The job ahead for new Pittsburgh Mayor Corey O’Connor is to shrink and grow the city at the same time. It is not an impossible task, but it will require toughness. And O’Connor has been dealt a tough hand.

The Peduto administration had a checkered record in the business of running the city. Very large issues were unaddressed, from snow removal to bridge maintenance. One result was the collapse of the Fern Hollow Bridge and the closing of others that we are still living with.

Peduto was followed by Mayor Ed Gainey, who had little experience in running a city, and he immediately surrounded himself with people who had even less. Trapped by the political agendas of his top appointees and political supporters, he was unable to reach out for help from the city’s economic leadership — both public and private — where serious help was available.

Within days of taking office, O’Connor worked out a $10 million gift from UPMC to help purchase much-­needed ambulances, which freed up city money for much-needed snowplows.
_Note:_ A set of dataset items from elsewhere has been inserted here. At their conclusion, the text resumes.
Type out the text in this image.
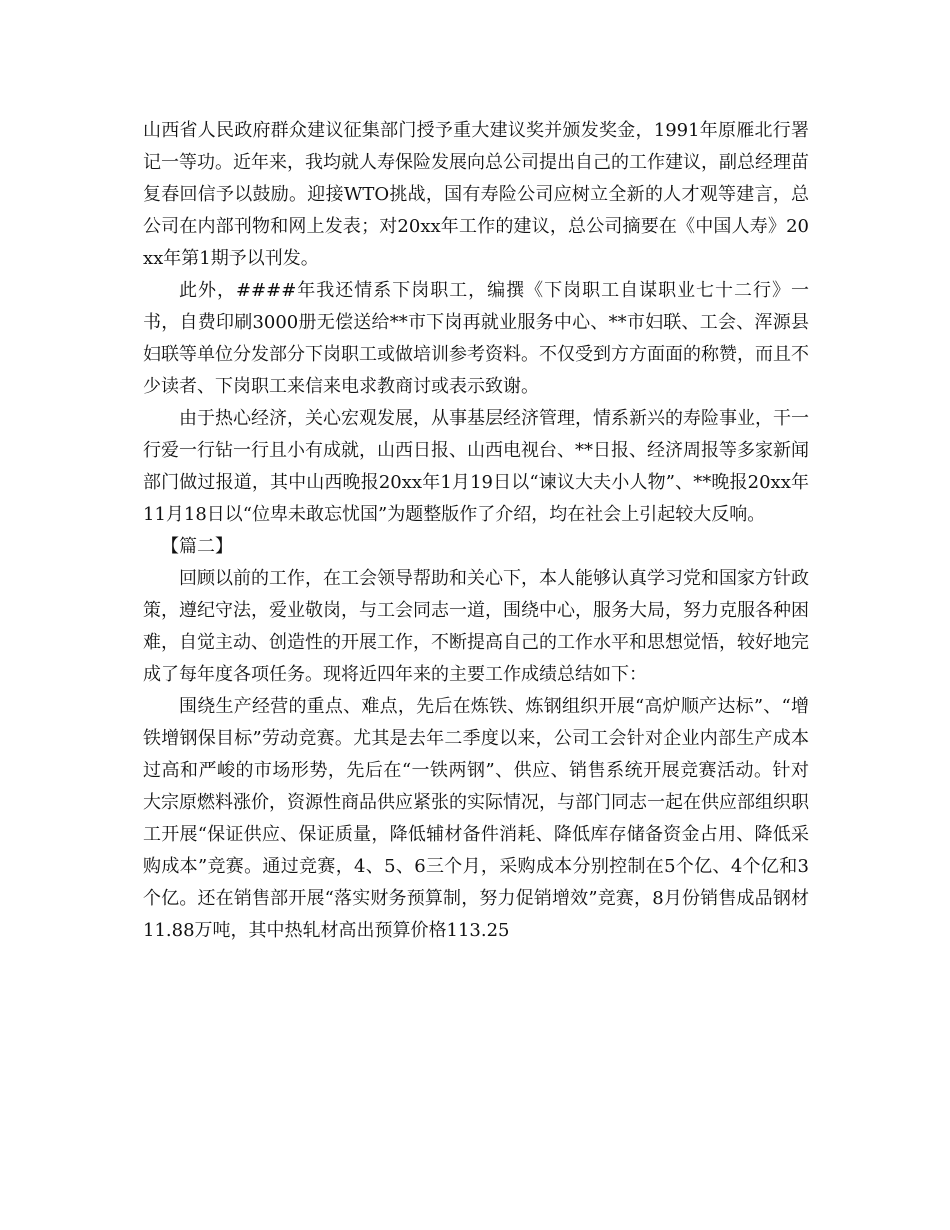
山西省人民政府群众建议征集部门授予重大建议奖并颁发奖金，1991年原雁北行署记一等功。近年来，我均就人寿保险发展向总公司提出自己的工作建议，副总经理苗复春回信予以鼓励。迎接WTO挑战，国有寿险公司应树立全新的人才观等建言，总公司在内部刊物和网上发表；对20xx年工作的建议，总公司摘要在《中国人寿》20xx年第1期予以刊发。

此外，####年我还情系下岗职工，编撰《下岗职工自谋职业七十二行》一书，自费印刷3000册无偿送给**市下岗再就业服务中心、**市妇联、工会、浑源县妇联等单位分发部分下岗职工或做培训参考资料。不仅受到方方面面的称赞，而且不少读者、下岗职工来信来电求教商讨或表示致谢。

由于热心经济，关心宏观发展，从事基层经济管理，情系新兴的寿险事业，干一行爱一行钻一行且小有成就，山西日报、山西电视台、**日报、经济周报等多家新闻部门做过报道，其中山西晚报20xx年1月19日以“谏议大夫小人物”、**晚报20xx年11月18日以“位卑未敢忘忧国”为题整版作了介绍，均在社会上引起较大反响。

【篇二】

回顾以前的工作，在工会领导帮助和关心下，本人能够认真学习党和国家方针政策，遵纪守法，爱业敬岗，与工会同志一道，围绕中心，服务大局，努力克服各种困难，自觉主动、创造性的开展工作，不断提高自己的工作水平和思想觉悟，较好地完成了每年度各项任务。现将近四年来的主要工作成绩总结如下：

围绕生产经营的重点、难点，先后在炼铁、炼钢组织开展“高炉顺产达标”、“增铁增钢保目标”劳动竞赛。尤其是去年二季度以来，公司工会针对企业内部生产成本过高和严峻的市场形势，先后在“一铁两钢”、供应、销售系统开展竞赛活动。针对大宗原燃料涨价，资源性商品供应紧张的实际情况，与部门同志一起在供应部组织职工开展“保证供应、保证质量，降低辅材备件消耗、降低库存储备资金占用、降低采购成本”竞赛。通过竞赛，4、5、6三个月，采购成本分别控制在5个亿、4个亿和3个亿。还在销售部开展“落实财务预算制，努力促销增效”竞赛，8月份销售成品钢材11.88万吨，其中热轧材高出预算价格113.25
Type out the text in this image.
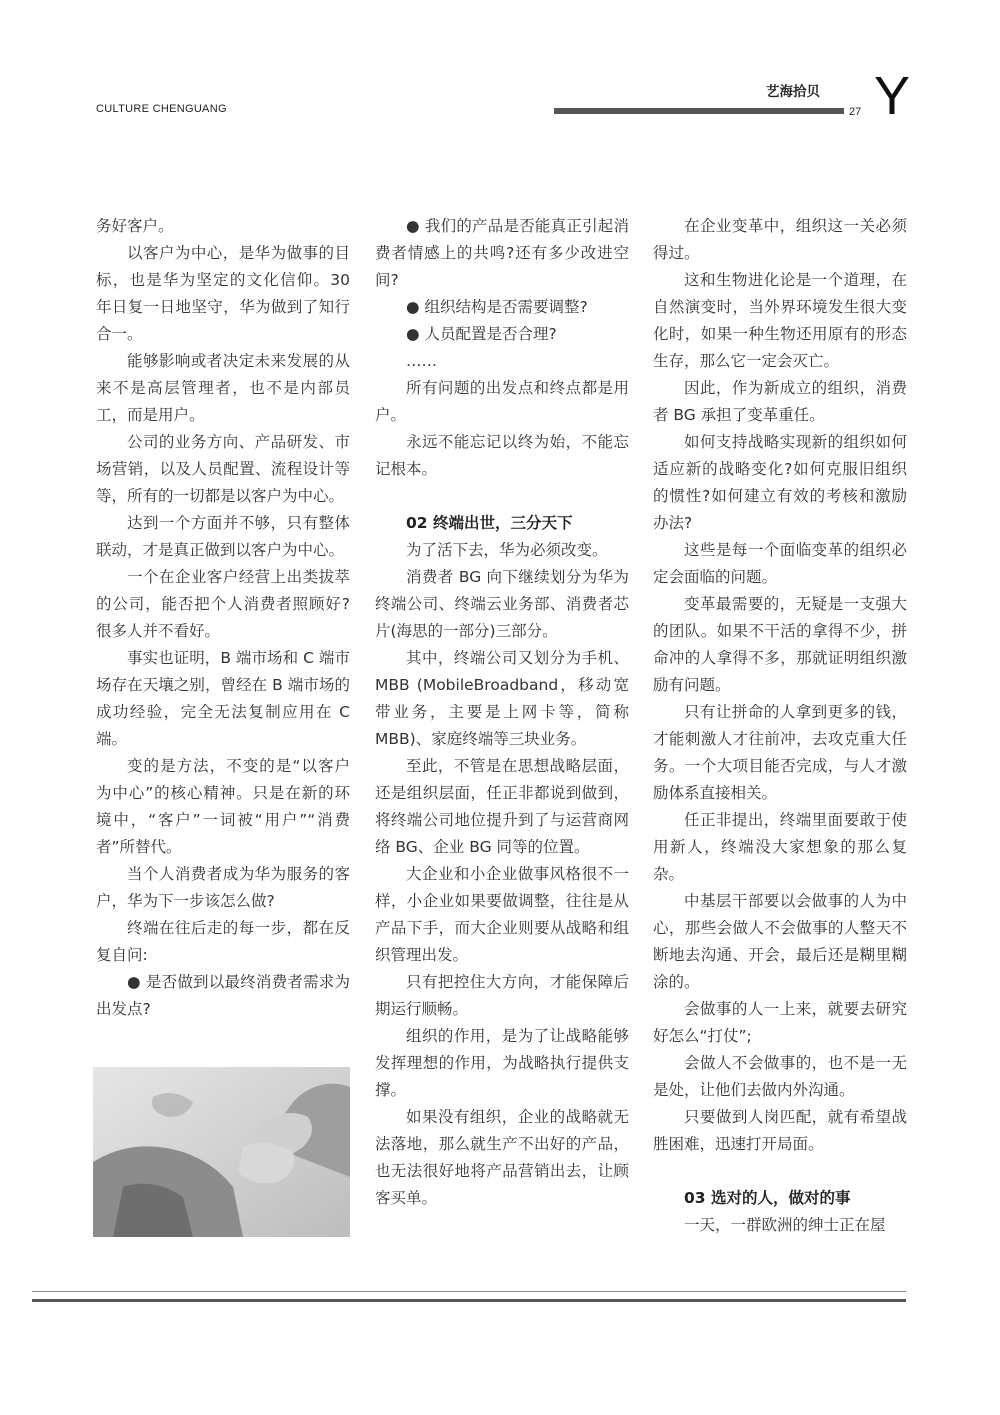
CULTURE CHENGUANG
艺海拾贝
27 Y

务好客户。

以客户为中心，是华为做事的目标，也是华为坚定的文化信仰。30 年日复一日地坚守，华为做到了知行合一。

能够影响或者决定未来发展的从来不是高层管理者，也不是内部员工，而是用户。

公司的业务方向、产品研发、市场营销，以及人员配置、流程设计等等，所有的一切都是以客户为中心。

达到一个方面并不够，只有整体联动，才是真正做到以客户为中心。

一个在企业客户经营上出类拔萃的公司，能否把个人消费者照顾好?很多人并不看好。

事实也证明，B 端市场和 C 端市场存在天壤之别，曾经在 B 端市场的成功经验，完全无法复制应用在 C 端。

变的是方法，不变的是“以客户为中心”的核心精神。只是在新的环境中，“客户”一词被“用户”“消费者”所替代。

当个人消费者成为华为服务的客户，华为下一步该怎么做?

终端在往后走的每一步，都在反复自问:

● 是否做到以最终消费者需求为出发点?

● 我们的产品是否能真正引起消费者情感上的共鸣?还有多少改进空间?

● 组织结构是否需要调整?

● 人员配置是否合理?

……

所有问题的出发点和终点都是用户。

永远不能忘记以终为始，不能忘记根本。

02 终端出世，三分天下

为了活下去，华为必须改变。

消费者 BG 向下继续划分为华为终端公司、终端云业务部、消费者芯片(海思的一部分)三部分。

其中，终端公司又划分为手机、MBB (MobileBroadband，移动宽带业务，主要是上网卡等，简称 MBB)、家庭终端等三块业务。

至此，不管是在思想战略层面，还是组织层面，任正非都说到做到，将终端公司地位提升到了与运营商网络 BG、企业 BG 同等的位置。

大企业和小企业做事风格很不一样，小企业如果要做调整，往往是从产品下手，而大企业则要从战略和组织管理出发。

只有把控住大方向，才能保障后期运行顺畅。

组织的作用，是为了让战略能够发挥理想的作用，为战略执行提供支撑。

如果没有组织，企业的战略就无法落地，那么就生产不出好的产品，也无法很好地将产品营销出去，让顾客买单。

在企业变革中，组织这一关必须得过。

这和生物进化论是一个道理，在自然演变时，当外界环境发生很大变化时，如果一种生物还用原有的形态生存，那么它一定会灭亡。

因此，作为新成立的组织，消费者 BG 承担了变革重任。

如何支持战略实现新的组织如何适应新的战略变化?如何克服旧组织的惯性?如何建立有效的考核和激励办法?

这些是每一个面临变革的组织必定会面临的问题。

变革最需要的，无疑是一支强大的团队。如果不干活的拿得不少，拼命冲的人拿得不多，那就证明组织激励有问题。

只有让拼命的人拿到更多的钱，才能刺激人才往前冲，去攻克重大任务。一个大项目能否完成，与人才激励体系直接相关。

任正非提出，终端里面要敢于使用新人，终端没大家想象的那么复杂。

中基层干部要以会做事的人为中心，那些会做人不会做事的人整天不断地去沟通、开会，最后还是糊里糊涂的。

会做事的人一上来，就要去研究好怎么“打仗”;

会做人不会做事的，也不是一无是处，让他们去做内外沟通。

只要做到人岗匹配，就有希望战胜困难，迅速打开局面。

03 选对的人，做对的事

一天，一群欧洲的绅士正在屋
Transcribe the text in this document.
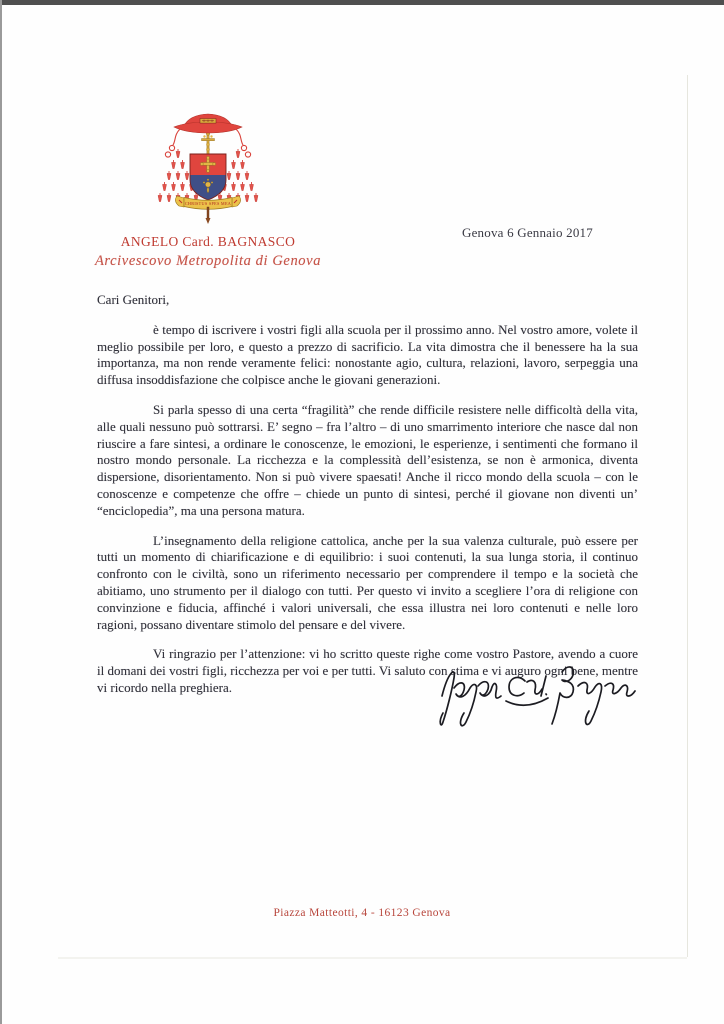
CHRISTUS SPES MEA
ANGELO Card. BAGNASCO
Arcivescovo Metropolita di Genova
Genova 6 Gennaio 2017

Cari Genitori,

è tempo di iscrivere i vostri figli alla scuola per il prossimo anno. Nel vostro amore, volete il meglio possibile per loro, e questo a prezzo di sacrificio. La vita dimostra che il benessere ha la sua importanza, ma non rende veramente felici: nonostante agio, cultura, relazioni, lavoro, serpeggia una diffusa insoddisfazione che colpisce anche le giovani generazioni.

Si parla spesso di una certa “fragilità” che rende difficile resistere nelle difficoltà della vita, alle quali nessuno può sottrarsi. E’ segno – fra l’altro – di uno smarrimento interiore che nasce dal non riuscire a fare sintesi, a ordinare le conoscenze, le emozioni, le esperienze, i sentimenti che formano il nostro mondo personale. La ricchezza e la complessità dell’esistenza, se non è armonica, diventa dispersione, disorientamento. Non si può vivere spaesati! Anche il ricco mondo della scuola – con le conoscenze e competenze che offre – chiede un punto di sintesi, perché il giovane non diventi un’ “enciclopedia”, ma una persona matura.

L’insegnamento della religione cattolica, anche per la sua valenza culturale, può essere per tutti un momento di chiarificazione e di equilibrio: i suoi contenuti, la sua lunga storia, il continuo confronto con le civiltà, sono un riferimento necessario per comprendere il tempo e la società che abitiamo, uno strumento per il dialogo con tutti. Per questo vi invito a scegliere l’ora di religione con convinzione e fiducia, affinché i valori universali, che essa illustra nei loro contenuti e nelle loro ragioni, possano diventare stimolo del pensare e del vivere.

Vi ringrazio per l’attenzione: vi ho scritto queste righe come vostro Pastore, avendo a cuore il domani dei vostri figli, ricchezza per voi e per tutti. Vi saluto con stima e vi auguro ogni bene, mentre vi ricordo nella preghiera.

Piazza Matteotti, 4 - 16123 Genova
Essentially, all O’Connor had to do to get that money was ask for it, something that Gainey’s SEIU supporters refused to let him do because they have been battling UPMC over their local’s attempt to represent hospital workers there.

The worst news for O’Connor is that Gainey’s last city operating budget had a $40 million hole in it. O’Connor seemed surprised at the scope of the shortfall, and city council members feigned surprise, too, but no one should have been surprised. City Controller Rachael Heisler has been sounding the alarm over the Gainey budgets for two years, calling the most recent one “not an honest document.”

Heisler issued public statements, held news conferences and took aim at the assorted flim-flams that were used to prop up Gainey’s numbers. As the Tribune-Review recently reported, “To some, Heisler may have seemed like a Pittsburgh Chicken Little,” crying out that the sky was falling. But the sky was in fact falling.

Heisler, with every right to gloat, handled vindication with grace. She told the Tribune-Review, “The reason you put out warnings, though, is not so you can be proven right. The reason you put out warnings is so action can be taken.”

If sheer will and enthusiasm could get the city back on track, O’Connor’s community engagement would do it. He’s everywhere — from tasting food at new restaurants to promoting the city at tech conferences. Together with his pitches to developers, the streamlining of the permitting process and his willingness to talk to everyone, these things can grow the city.

Shrinking the city — identifying places to cut and create efficiencies — will be just as important, but often tougher. O’Connor will start by eliminating unfilled jobs in the budget, but layoffs are the only option after that. And public safety positions are virtually untouchable.

Other areas include affordable vehicle maintenance and replacement schedules, tighter management of everything — but especially overtime and discretionary spending — and cutting years of accumulated waste.

O’Connor has caught a few breaks. The NFL Draft will give him a sales tax windfall. The UPMC gift was followed by a Pittsburgh Foundation grant of $750,000 to defray the cost of the Gainey administration’s questionable comprehensive plan initiative. And city council, although late to recognize the city’s plight, raised city real estate taxes by 20% before O’Connor’s inauguration.

If O’Connor can do these things and address Pittsburgh’s affordable housing crisis — hopefully by rehabbing thousands of city-owned vacant homes and providing incentives for private developers to rehab theirs — he will be on his way.